I picked it up because one of my favorite poets - Charles Bukowski - loved this book.  One bonus for me was the fact that Bukowski wrote the foreword! What a surprise. 

My Takeaways

No matter how convinced you are of your own talent, if you cannot do the work and produce output, you are nothing.  Ego is your enemy.

My Highlights

But let me say that the way of his words and the way of his way are the same: strong and good and warm.

Almighty God, I am sorry I am now an atheist, but have You read Nietzsche? Ah, such a book!

“My advice to all young writers is quite simple. I would caution them never to evade a new experience. I would urge them to live life in the raw, to grapple with it bravely, to attack it with naked fists.”

every morning you’ll see the mighty sun, the eternal blue of the sky, and the streets will be full of sleek women you never will possess, and the hot semitropical nights will reek of romance you’ll never have, but you’ll still be in paradise, boys, in the land of sunshine.

You are nobody, and I might have been somebody, and the road to each of us is love.

God was such a dirty crook, such a contemptible skunk, that’s what he was for doing that thing to that woman. Come down out of the skies, you God, come on down and I’ll hammer your face all over the city of Los Angeles, you miserable unpardonable prankster.

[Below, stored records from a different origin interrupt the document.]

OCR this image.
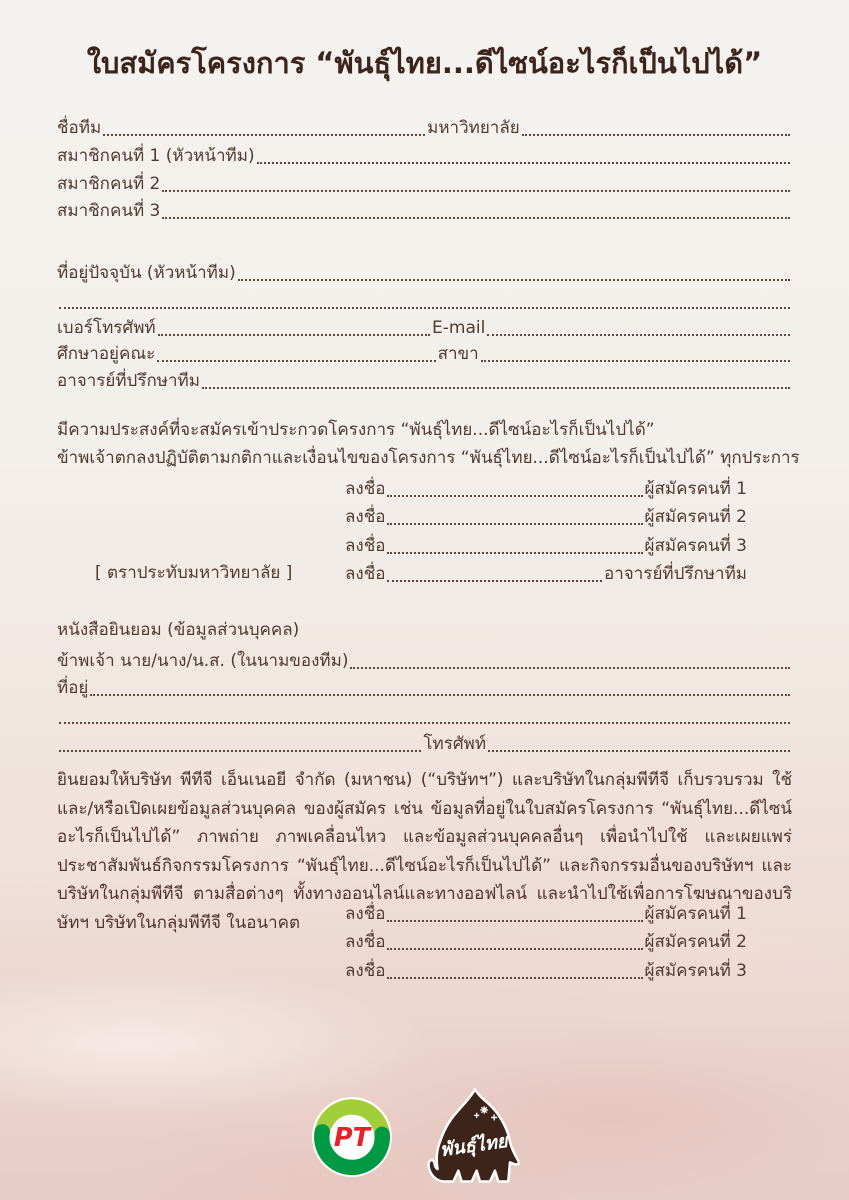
ใบสมัครโครงการ “พันธุ์ไทย...ดีไซน์อะไรก็เป็นไปได้”
ชื่อทีม	มหาวิทยาลัย
สมาชิกคนที่ 1 (หัวหน้าทีม)
สมาชิกคนที่ 2
สมาชิกคนที่ 3
ที่อยู่ปัจจุบัน (หัวหน้าทีม)
เบอร์โทรศัพท์	E-mail
ศึกษาอยู่คณะ	สาขา
อาจารย์ที่ปรึกษาทีม
มีความประสงค์ที่จะสมัครเข้าประกวดโครงการ “พันธุ์ไทย...ดีไซน์อะไรก็เป็นไปได้”
ข้าพเจ้าตกลงปฏิบัติตามกติกาและเงื่อนไขของโครงการ “พันธุ์ไทย...ดีไซน์อะไรก็เป็นไปได้” ทุกประการ
ลงชื่อ	ผู้สมัครคนที่ 1
ลงชื่อ	ผู้สมัครคนที่ 2
ลงชื่อ	ผู้สมัครคนที่ 3
[ ตราประทับมหาวิทยาลัย ]	ลงชื่อ	อาจารย์ที่ปรึกษาทีม
หนังสือยินยอม (ข้อมูลส่วนบุคคล)
ข้าพเจ้า นาย/นาง/น.ส. (ในนามของทีม)
ที่อยู่
โทรศัพท์
ยินยอมให้บริษัท พีทีจี เอ็นเนอยี จำกัด (มหาชน) (“บริษัทฯ”) และบริษัทในกลุ่มพีทีจี เก็บรวบรวม ใช้ และ/หรือเปิดเผยข้อมูลส่วนบุคคล ของผู้สมัคร เช่น ข้อมูลที่อยู่ในใบสมัครโครงการ “พันธุ์ไทย...ดีไซน์อะไรก็เป็นไปได้” ภาพถ่าย ภาพเคลื่อนไหว และข้อมูลส่วนบุคคลอื่นๆ เพื่อนำไปใช้ และเผยแพร่ประชาสัมพันธ์กิจกรรมโครงการ “พันธุ์ไทย...ดีไซน์อะไรก็เป็นไปได้” และกิจกรรมอื่นของบริษัทฯ และบริษัทในกลุ่มพีทีจี ตามสื่อต่างๆ ทั้งทางออนไลน์และทางออฟไลน์ และนำไปใช้เพื่อการโฆษณาของบริษัทฯ บริษัทในกลุ่มพีทีจี ในอนาคต	ลงชื่อ	ผู้สมัครคนที่ 1
ลงชื่อ	ผู้สมัครคนที่ 2
ลงชื่อ	ผู้สมัครคนที่ 3
PT	พันธุ์ไทย
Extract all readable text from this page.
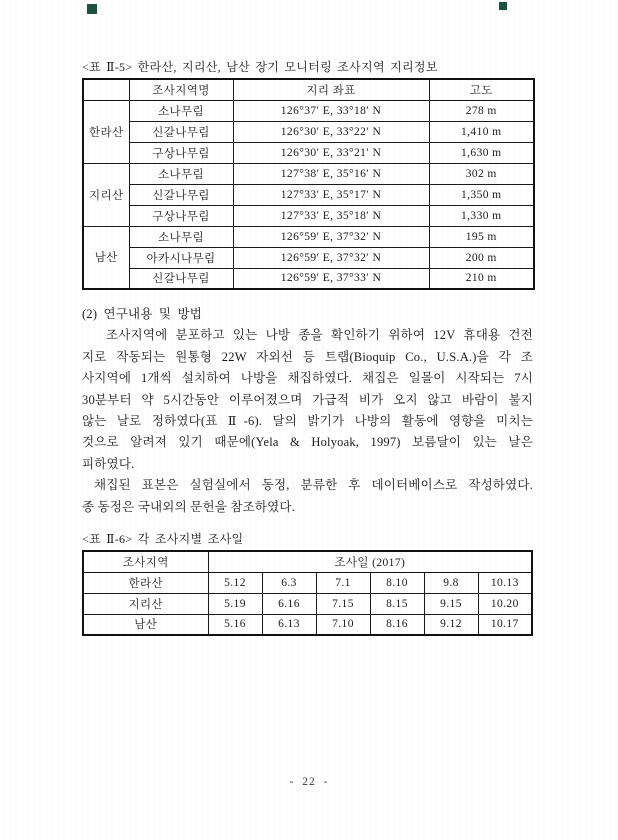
<표 Ⅱ-5> 한라산, 지리산, 남산 장기 모니터링 조사지역 지리정보
	조사지역명	지리 좌표	고도
한라산	소나무림	126°37′ E, 33°18′ N	278 m
	신갈나무림	126°30′ E, 33°22′ N	1,410 m
	구상나무림	126°30′ E, 33°21′ N	1,630 m
지리산	소나무림	127°38′ E, 35°16′ N	302 m
	신갈나무림	127°33′ E, 35°17′ N	1,350 m
	구상나무림	127°33′ E, 35°18′ N	1,330 m
남산	소나무림	126°59′ E, 37°32′ N	195 m
	아카시나무림	126°59′ E, 37°32′ N	200 m
	신갈나무림	126°59′ E, 37°33′ N	210 m
(2) 연구내용 및 방법
조사지역에 분포하고 있는 나방 종을 확인하기 위하여 12V 휴대용 건전
지로 작동되는 원통형 22W 자외선 등 트랩(Bioquip Co., U.S.A.)을 각 조
사지역에 1개씩 설치하여 나방을 채집하였다. 채집은 일몰이 시작되는 7시
30분부터 약 5시간동안 이루어졌으며 가급적 비가 오지 않고 바람이 불지
않는 날로 정하였다(표 Ⅱ-6). 달의 밝기가 나방의 활동에 영향을 미치는
것으로 알려져 있기 때문에(Yela & Holyoak, 1997) 보름달이 있는 날은
피하였다.
채집된 표본은 실험실에서 동정, 분류한 후 데이터베이스로 작성하였다.
종 동정은 국내외의 문헌을 참조하였다.
<표 Ⅱ-6> 각 조사지별 조사일
조사지역	조사일 (2017)					
한라산	5.12	6.3	7.1	8.10	9.8	10.13
지리산	5.19	6.16	7.15	8.15	9.15	10.20
남산	5.16	6.13	7.10	8.16	9.12	10.17
- 22 -
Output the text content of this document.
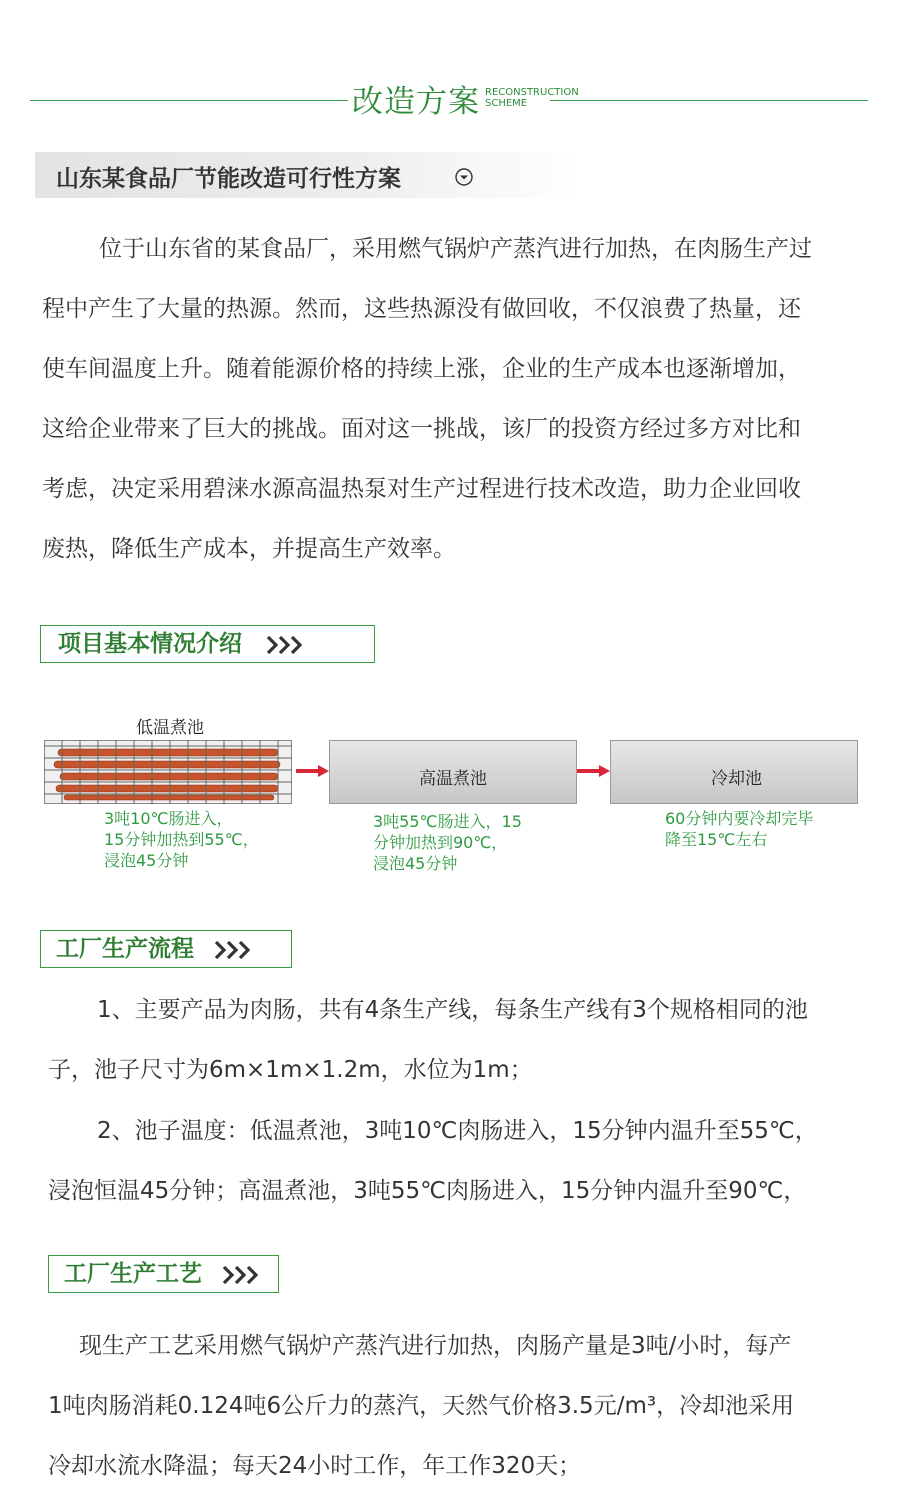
改造方案 RECONSTRUCTION
SCHEME
山东某食品厂节能改造可行性方案
位于山东省的某食品厂，采用燃气锅炉产蒸汽进行加热，在肉肠生产过
程中产生了大量的热源。然而，这些热源没有做回收，不仅浪费了热量，还
使车间温度上升。随着能源价格的持续上涨，企业的生产成本也逐渐增加，
这给企业带来了巨大的挑战。面对这一挑战，该厂的投资方经过多方对比和
考虑，决定采用碧涞水源高温热泵对生产过程进行技术改造，助力企业回收
废热，降低生产成本，并提高生产效率。
项目基本情况介绍
低温煮池
3吨10℃肠进入，
15分钟加热到55℃，
浸泡45分钟
高温煮池
3吨55℃肠进入，15
分钟加热到90℃，
浸泡45分钟
冷却池
60分钟内要冷却完毕
降至15℃左右
工厂生产流程
1、主要产品为肉肠，共有4条生产线，每条生产线有3个规格相同的池
子，池子尺寸为6m×1m×1.2m，水位为1m；
2、池子温度：低温煮池，3吨10℃肉肠进入，15分钟内温升至55℃，
浸泡恒温45分钟；高温煮池，3吨55℃肉肠进入，15分钟内温升至90℃，
工厂生产工艺
现生产工艺采用燃气锅炉产蒸汽进行加热，肉肠产量是3吨/小时，每产
1吨肉肠消耗0.124吨6公斤力的蒸汽，天然气价格3.5元/m³，冷却池采用
冷却水流水降温；每天24小时工作，年工作320天；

If it wasn’t for you, this woman would not be so maimed, and neither would the world

a Bandini with dynamite in his body and volcanic fire in his eyes, who goes to this Camilla Lopez and says: see here, young woman, I have been very patient with you, but now I have had enough of your impudence, and you will kindly oblige me by removing your clothes.

the world seemed a myth, a transparent plane, and all things upon it were here for only a little while; all of us, Bandini, and Hackmuth and Camilla and Vera, all of us were here for a little while, and then we were somewhere else; we were not alive at all; we approached living, but we never achieved it. We are going to die. Everybody was going to die.

The world was dust, and dust it would become.

What doth it profit a man if he gain the whole world and suffer the loss of his own soul?

“What’s the matter with him?”
“T. B.” she said.
“Tough.”
“He won’t live long.”
I didn’t give a damn. “We all have to die someday.”

He was going to die in a year, she said. He had left Los Angeles and gone to the edge of the Santa Ana desert. There he lived in a shack, writing feverishly. All his life he had wanted to write. Now, with such little time remaining, his chance had come.

There came over me a terrifying sense of understanding about the meaning and the pathetic destiny of men. The desert was always there, a patient white animal, waiting for men to die, for civilizations to flicker and pass into the darkness. Then men seemed brave to me, and I was proud to be numbered among them. All the evil of the world seemed not evil at all, but inevitable and good and part of that endless struggle to keep the desert down.

I looked southward in the direction of the big stars, and I knew that in that direction lay the Santa Ana desert, that under the big stars in a shack lay a man like myself, who would probably be swallowed by the desert sooner than I, and in my hand I held an effort of his, an expression of his struggle against the implacable silence toward which he was being hurled. Murderer or bartender or writer, it didn’t matter: his fate was the common fate of all, his finish my finish; and here tonight in this city of darkened windows were other millions like him and like me: as indistinguishable as dying blades of grass. Living was hard enough. Dying was a supreme task. And Sammy was soon to die.

To hell with that Hitler, this is more important than Hitler, this is about my book. It won’t shake the world, it won’t kill a soul, it won’t fire a gun, ah, but you’ll remember it to the day you die, you’ll lie there breathing your last, and you’ll smile as you remember the book.

This was the life for a man, to wander and stop and then go on, ever following the white line along the rambling coast, a time to relax at the wheel, light another cigaret, and grope stupidly for the meanings in that perplexing desert sky.